Don’t even consider the notes. Just go ahead and make the changes exactly as suggested without worrying about the real causes or the bigger picture. Then wait that 24 hours or more. Now read through your story and make a note any time something feels wrong. If you can tighten, do it. If you can cut, do it. Tweak until until it feels right.

The first method, my traditional system, is careful and considered. The second is not, at least not at the start. The risk in the second method is that the changes made may miss the underlying issues that led to the notes in the first place. But the huge positive is that it doesn’t allow for any rejection of the ideas in the notes based on little more than ‘I had it this way before’. When you actually start to evaluate the story with consideration, the changes are already in place and you have moved on from that earlier draft. You are now evaluating a new version of that script and, because you went straight ahead and made those changes and they aren’t from your own gut, it allows a touch more objectivity.

So if the first method has worked for me, why change?

What prompted the trial was writing on a show this year from creatives who have an incredibly strong sense of what the show is – every note without fail made the episodes better exactly as described (I have to be honest, that is not always the case). I realised several episodes in that their notes came with a safety net.
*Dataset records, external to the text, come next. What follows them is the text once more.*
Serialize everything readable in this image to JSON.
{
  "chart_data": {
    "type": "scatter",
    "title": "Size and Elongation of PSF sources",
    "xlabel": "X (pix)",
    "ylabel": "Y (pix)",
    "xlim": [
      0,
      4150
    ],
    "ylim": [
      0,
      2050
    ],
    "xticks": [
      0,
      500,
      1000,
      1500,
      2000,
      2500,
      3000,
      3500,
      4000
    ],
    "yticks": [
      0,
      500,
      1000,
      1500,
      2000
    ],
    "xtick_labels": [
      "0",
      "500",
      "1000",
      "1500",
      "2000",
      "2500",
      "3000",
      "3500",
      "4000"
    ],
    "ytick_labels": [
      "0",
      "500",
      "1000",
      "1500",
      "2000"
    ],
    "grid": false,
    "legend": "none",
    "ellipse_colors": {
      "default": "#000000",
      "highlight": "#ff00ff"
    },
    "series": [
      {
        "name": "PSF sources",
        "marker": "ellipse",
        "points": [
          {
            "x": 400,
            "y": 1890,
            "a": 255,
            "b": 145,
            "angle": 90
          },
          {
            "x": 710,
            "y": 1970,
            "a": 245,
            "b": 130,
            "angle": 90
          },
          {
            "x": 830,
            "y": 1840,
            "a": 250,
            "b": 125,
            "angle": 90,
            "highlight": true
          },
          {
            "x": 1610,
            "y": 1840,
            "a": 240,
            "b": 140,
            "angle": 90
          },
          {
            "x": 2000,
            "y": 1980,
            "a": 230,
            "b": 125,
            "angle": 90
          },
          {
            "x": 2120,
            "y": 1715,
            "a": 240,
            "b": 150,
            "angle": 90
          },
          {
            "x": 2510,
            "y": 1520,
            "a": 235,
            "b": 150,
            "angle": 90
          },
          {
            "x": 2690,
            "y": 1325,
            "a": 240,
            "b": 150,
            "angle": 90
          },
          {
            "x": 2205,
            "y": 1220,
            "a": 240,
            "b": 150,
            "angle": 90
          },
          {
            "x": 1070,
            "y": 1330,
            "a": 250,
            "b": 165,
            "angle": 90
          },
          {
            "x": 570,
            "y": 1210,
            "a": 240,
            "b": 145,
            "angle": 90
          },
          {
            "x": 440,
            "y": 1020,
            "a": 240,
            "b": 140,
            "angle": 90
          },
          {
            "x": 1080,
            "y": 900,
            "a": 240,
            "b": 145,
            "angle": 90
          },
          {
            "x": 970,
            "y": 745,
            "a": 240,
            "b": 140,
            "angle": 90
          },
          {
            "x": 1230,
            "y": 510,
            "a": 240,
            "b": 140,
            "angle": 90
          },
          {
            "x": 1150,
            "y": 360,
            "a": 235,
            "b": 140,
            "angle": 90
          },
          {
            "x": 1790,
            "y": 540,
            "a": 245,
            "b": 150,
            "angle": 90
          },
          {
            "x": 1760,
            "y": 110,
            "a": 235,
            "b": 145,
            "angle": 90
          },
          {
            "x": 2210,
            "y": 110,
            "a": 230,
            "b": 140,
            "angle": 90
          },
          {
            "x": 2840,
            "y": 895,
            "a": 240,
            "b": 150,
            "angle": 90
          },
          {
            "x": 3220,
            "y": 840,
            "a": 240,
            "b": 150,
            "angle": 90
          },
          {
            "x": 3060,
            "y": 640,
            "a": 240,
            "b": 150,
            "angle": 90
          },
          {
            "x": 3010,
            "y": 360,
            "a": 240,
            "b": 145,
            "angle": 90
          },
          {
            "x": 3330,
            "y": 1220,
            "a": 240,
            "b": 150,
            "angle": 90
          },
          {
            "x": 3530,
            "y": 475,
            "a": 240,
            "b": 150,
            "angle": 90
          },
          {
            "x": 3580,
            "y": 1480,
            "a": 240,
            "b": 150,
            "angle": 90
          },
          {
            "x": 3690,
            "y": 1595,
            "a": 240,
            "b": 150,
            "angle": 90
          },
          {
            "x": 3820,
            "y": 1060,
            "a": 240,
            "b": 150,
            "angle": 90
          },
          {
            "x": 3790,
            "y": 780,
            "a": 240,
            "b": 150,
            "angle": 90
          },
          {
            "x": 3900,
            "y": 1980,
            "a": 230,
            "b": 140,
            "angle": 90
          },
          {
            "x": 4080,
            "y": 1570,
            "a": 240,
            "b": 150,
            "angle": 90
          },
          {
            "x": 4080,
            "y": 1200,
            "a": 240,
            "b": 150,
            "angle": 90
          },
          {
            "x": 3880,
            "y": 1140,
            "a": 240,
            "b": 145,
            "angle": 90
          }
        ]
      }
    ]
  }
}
And I also noticed that, as a result of that, I would tend to find my own fixes and tweaks around those notes because I wasn’t worried about tackling their notes. It meant we all caught more and the scripts got better easier. I also think it could be more efficient from a time perspective and my workload has been particularly heavy this year.

I have a feeling that the best method will vary from project to project, from notes to notes and especially from writer to writer. But if you are a writer and find you have trouble tackling notes, from separating yourself from those early drafts, try this second method and see if it helps.